The report’s author, Derek Chen, argued that “while relief measures are needed to cushion the impacts of flooding, it will be critical to ensure that these are targeted towards those most in need.

Chen goes on to state that “Pakistan has previously resorted to energy subsidies, but our analysis shows that such measures disproportionately benefit better-off households, while imposing unsustainable fiscal costs.

Going forward, the priority should be to tame inflation through sound macroeconomic policies. These should be accompanied by measures to provide targeted relief to those hit hardest by rising prices, including through expanded social protection programmes, and to address the distortions that discourage trade and productivity.”

The Fund cannot claim ignorance of the floods as their scale and extent were reported globally by the electronic and print media, with attention further focused on the scale of the devastation after the United Nations Secretary General, Antonio Guterres, recalled his visit to Pakistan during his address to the annual United Nations General Assembly meeting and stated that it represented “a level of carnage beyond imagination.”

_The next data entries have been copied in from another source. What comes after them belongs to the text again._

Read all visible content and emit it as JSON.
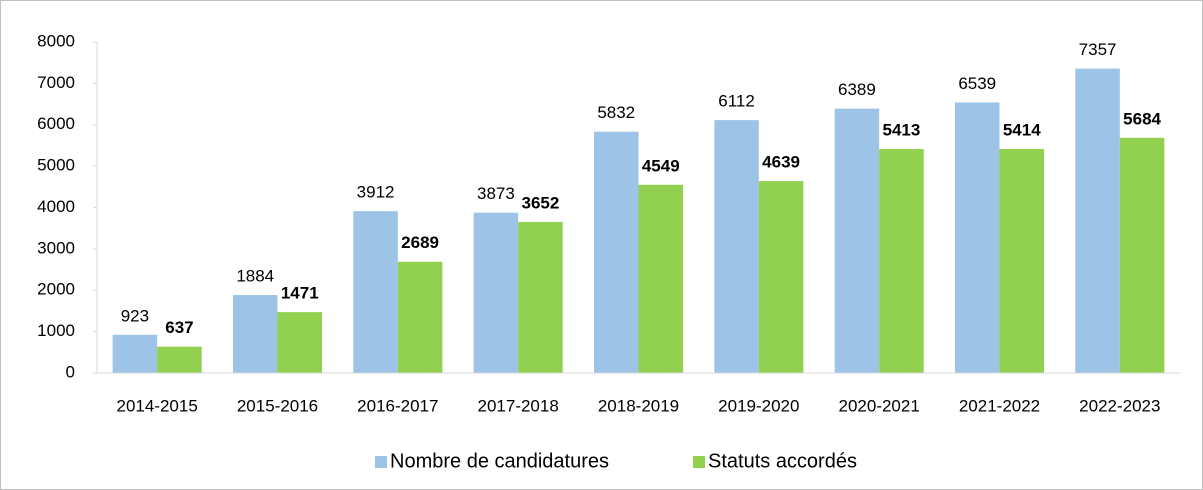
{
  "chart_data": {
    "type": "bar",
    "categories": [
      "2014-2015",
      "2015-2016",
      "2016-2017",
      "2017-2018",
      "2018-2019",
      "2019-2020",
      "2020-2021",
      "2021-2022",
      "2022-2023"
    ],
    "series": [
      {
        "name": "Nombre de candidatures",
        "color": "#9dc3e6",
        "values": [
          923,
          1884,
          3912,
          3873,
          5832,
          6112,
          6389,
          6539,
          7357
        ]
      },
      {
        "name": "Statuts accordés",
        "color": "#92d050",
        "values": [
          637,
          1471,
          2689,
          3652,
          4549,
          4639,
          5413,
          5414,
          5684
        ]
      }
    ],
    "ylim": [
      0,
      8000
    ],
    "yticks": [
      0,
      1000,
      2000,
      3000,
      4000,
      5000,
      6000,
      7000,
      8000
    ],
    "grid": false,
    "legend": "bottom"
  }
}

One would therefore be compelled to conclude that the element of both was prevalent in the Fund’s sustained non-response to the floods - deliberately ignoring the devastation as well as indolence/incompetence in adjusting growth figures as a consequence of the floods.

One can no longer exonerate the Fund for sustained disregard of the floods by arguing that its sole objective is balance of payment support. On its website, the Fund notes that “poverty reduction and growth strategies are used in IMF-supported programmes to (1) link proposed programme policies with the member’s poverty reduction and growth objectives; (2) preserve national ownership of the poverty reduction strategy process; and (3) provide flexibility in scope and coverage to reflect particular country circumstances.”

This sentiment is reflected in all the mandatory quarterly reviews under the ongoing Fund programme. Additionally, the Fund notes on its website that “in February 2015, the IMF repurposed the Post-Catastrophic Debt Relief Trust, into the Catastrophic Containment Relief Trust.

Under the new trust the IMF can join international debt relief efforts for poor countries hit by the most catastrophic of natural disasters. It can also assist countries battling public health disasters — such as infectious disease epidemics — with grants for debt service relief.”

While the Fund’s stance is baffling yet one possible explanation maybe that it will not be amenable to any policy measure envisaging distortions that discourage trade and productivity, and imposition of unsustainable financial costs. In sum, the failure of Fund staff to take account of floods when projecting performance of key macroeconomic indicators is as inexplicable as it is unforgivable.